The coming of recombinant DNA technologies in the 1970s initiated  a new understanding of cellular processes and genetic diseases. However, limited applicability in primary cells and whole organisms trapped researchers as readers and not writers of genetic processes.

The recent discovery and application of the Clustered Regularly Interspaced Short Palindromic Repeats (CRISPR)-Cas9 system as a potent method of inducing targeted DNA breaks opened unprecedented venues in the field of genome engineering. From inactivating genes, to correcting mutations, to deleting, inverting, and translocating large chromosomal fragments, CRISPR-Cas9 technology has even expanded towards whole-transcriptome and -epigenome control. Through these methods, integrated approaches now allow the precise recapitulation of complex genetic diseases, and subsequent probing for their weaknesses.

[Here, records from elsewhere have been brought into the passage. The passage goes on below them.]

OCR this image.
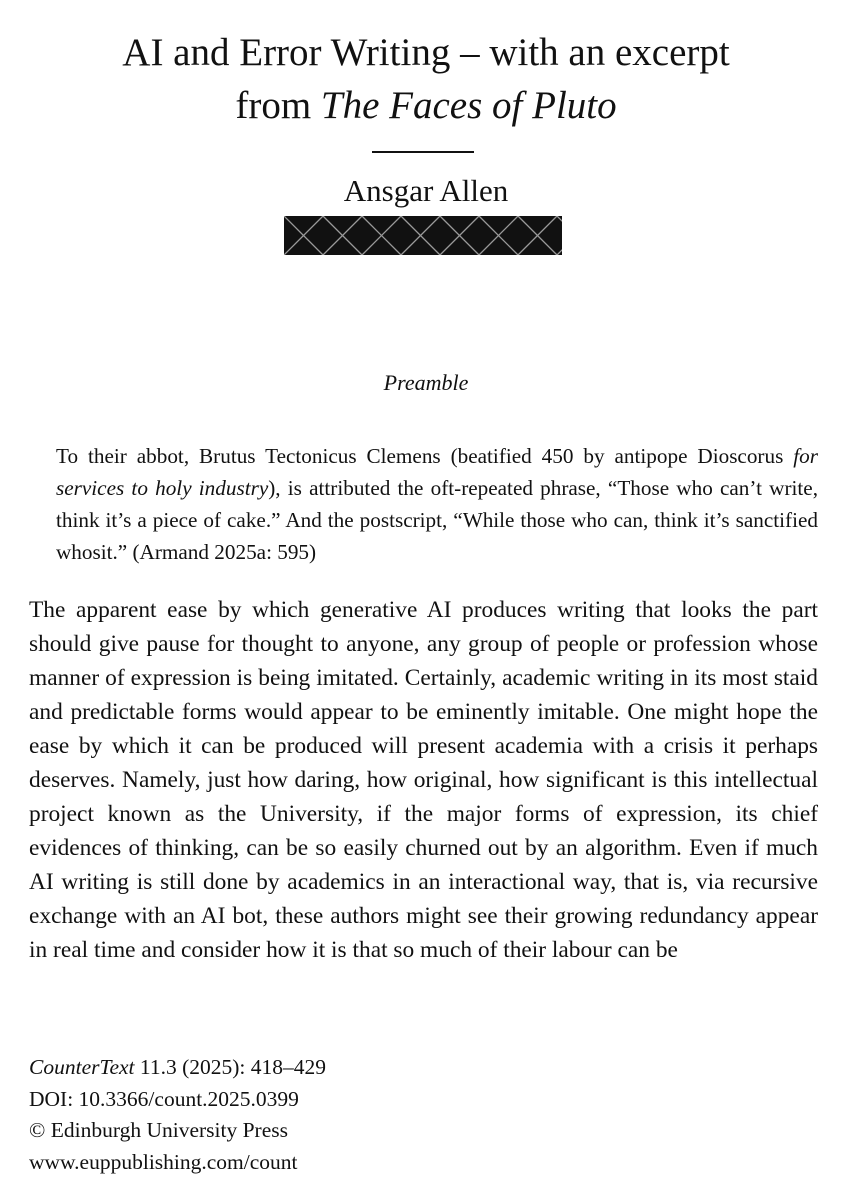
AI and Error Writing – with an excerpt
from The Faces of Pluto
Ansgar Allen
Preamble

To their abbot, Brutus Tectonicus Clemens (beatified 450 by antipope Dioscorus for services to holy industry), is attributed the oft-repeated phrase, “Those who can’t write, think it’s a piece of cake.” And the postscript, “While those who can, think it’s sanctified whosit.” (Armand 2025a: 595)

The apparent ease by which generative AI produces writing that looks the part should give pause for thought to anyone, any group of people or profession whose manner of expression is being imitated. Certainly, academic writing in its most staid and predictable forms would appear to be eminently imitable. One might hope the ease by which it can be produced will present academia with a crisis it perhaps deserves. Namely, just how daring, how original, how significant is this intellectual project known as the University, if the major forms of expression, its chief evidences of thinking, can be so easily churned out by an algorithm. Even if much AI writing is still done by academics in an interactional way, that is, via recursive exchange with an AI bot, these authors might see their growing redundancy appear in real time and consider how it is that so much of their labour can be

CounterText 11.3 (2025): 418–429
DOI: 10.3366/count.2025.0399
© Edinburgh University Press
www.euppublishing.com/count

With the assumption that a comprehensive understanding is the crucial basis for finding a cure, we apply multiplexed CRISPR-Cas9 genome engineering to model the genetic landscape of leukemia. Major efforts in cancer genome sequencing have yielded deep insights both into the overall mutation burden and the sequence of acquisition. However, the mechanisms through which diverse mutational patterns orchestrate leukemic transformation remain elusive. Thus, tackling these open questions with in vitro and in vivo based CRISPR-Cas9 cooperation screens is the focus of several projects. In combination with whole-transcriptome analyses and synthetic-lethality drop-out screens, these studies will advance our understanding of the genetic interplay in leukemia towards better treatment options.